Snare Drum: The Versatile and Expressive Percussion Instrument

Snare Drum: The Versatile and Expressive Percussion Instrument

Are you a music enthusiast looking to explore different percussion instruments? Look no further than the snare drum! This versatile instrument is a staple in orchestras, concert bands, marching bands, and more. In this article, we will delve into the world of the snare drum, exploring its history, playing techniques, and unique features.

A Brief History

The snare drum, also known as the side drum, has a rich history dating back centuries. Its origins can be traced to military bands, where it was used to keep soldiers in sync during marches and battles. In Prussia, small and shallow snare drums were favored for their high and articulate sound, making them ideal for marching armies.

Over time, the snare drum found its way into orchestras, theater pits, and various musical ensembles. The “Prussian model” snare drum, with its shallow shell and rod tensioners, became popular for its versatility and ease of use.

Playing Techniques

The snare drum is typically played with drum sticks, but other beaters such as brushes and rutes can be used to achieve different tones. Its sensitivity and responsiveness allow for a wide range of playing techniques.

When struck with a drum stick, the snare drum produces a sharp staccato sound. The drummer can strike the head, the rim, or the shell to create different effects. Rimshots, a technique where the head and rim are struck simultaneously, are commonly used in contemporary and rock music.

By adjusting the tension of the snare wires, the drummer can control the snare drum’s sound. Tightening the wires produces a crisp and snappy sound, while loosening them creates a more resonant tone.

Snare Drum Features

The snare drum’s unique design contributes to its versatility and expressive capabilities. It consists of a drum shell, drum heads, snare wires, and a snare strainer.
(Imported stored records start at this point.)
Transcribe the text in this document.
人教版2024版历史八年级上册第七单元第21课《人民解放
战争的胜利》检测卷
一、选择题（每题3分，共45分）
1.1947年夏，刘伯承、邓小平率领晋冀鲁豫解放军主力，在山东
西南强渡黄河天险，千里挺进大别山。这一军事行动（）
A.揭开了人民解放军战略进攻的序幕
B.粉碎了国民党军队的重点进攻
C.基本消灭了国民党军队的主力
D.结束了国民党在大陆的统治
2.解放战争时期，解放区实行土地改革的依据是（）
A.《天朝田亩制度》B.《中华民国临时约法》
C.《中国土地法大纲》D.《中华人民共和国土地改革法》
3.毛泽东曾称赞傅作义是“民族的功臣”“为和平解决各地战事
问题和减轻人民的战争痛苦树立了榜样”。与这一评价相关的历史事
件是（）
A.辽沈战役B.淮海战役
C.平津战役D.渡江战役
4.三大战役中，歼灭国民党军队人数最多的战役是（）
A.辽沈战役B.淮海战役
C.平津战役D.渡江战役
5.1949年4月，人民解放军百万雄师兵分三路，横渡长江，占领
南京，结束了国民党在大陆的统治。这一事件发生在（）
The drum shell is typically made of wood or metal, providing a resonant chamber for the sound. The drum heads, one on the top and one on the bottom, are struck to produce sound vibrations. The snare wires, held under tension against the lower drum head, create the distinctive snare sound.

The snare strainer, mounted vertically parallel to the shell, allows the drummer to engage or disengage the snare wires. This feature enables the snare drum to produce a sound reminiscent of a tom-tom when the wires are disengaged.


  1. Q: What genres of music commonly use the snare drum?
  2. A: The snare drum is used in various genres, including classical, jazz, rock, pop, and marching band music.

  3. Q: Can the snare drum be played with hands?
  4. A: Yes, the snare drum can be played with hands, producing a softer and more subtle sound.

  5. Q: Are there different sizes of snare drums?
  6. A: Yes, snare drums come in various sizes, ranging from 13 inches to 17 inches in diameter. The size affects the overall sound and projection of the instrument.


The snare drum is a remarkable percussion instrument that offers versatility, expressiveness, and a wide range of playing techniques. Whether you’re a drummer in a band or an aspiring musician, the snare drum is a must-have in your musical arsenal. Its ability to produce sharp staccato sounds, thundering cracks, and soft vibrations makes it an essential component in various musical genres. So grab your drum sticks and explore the world of the snare drum!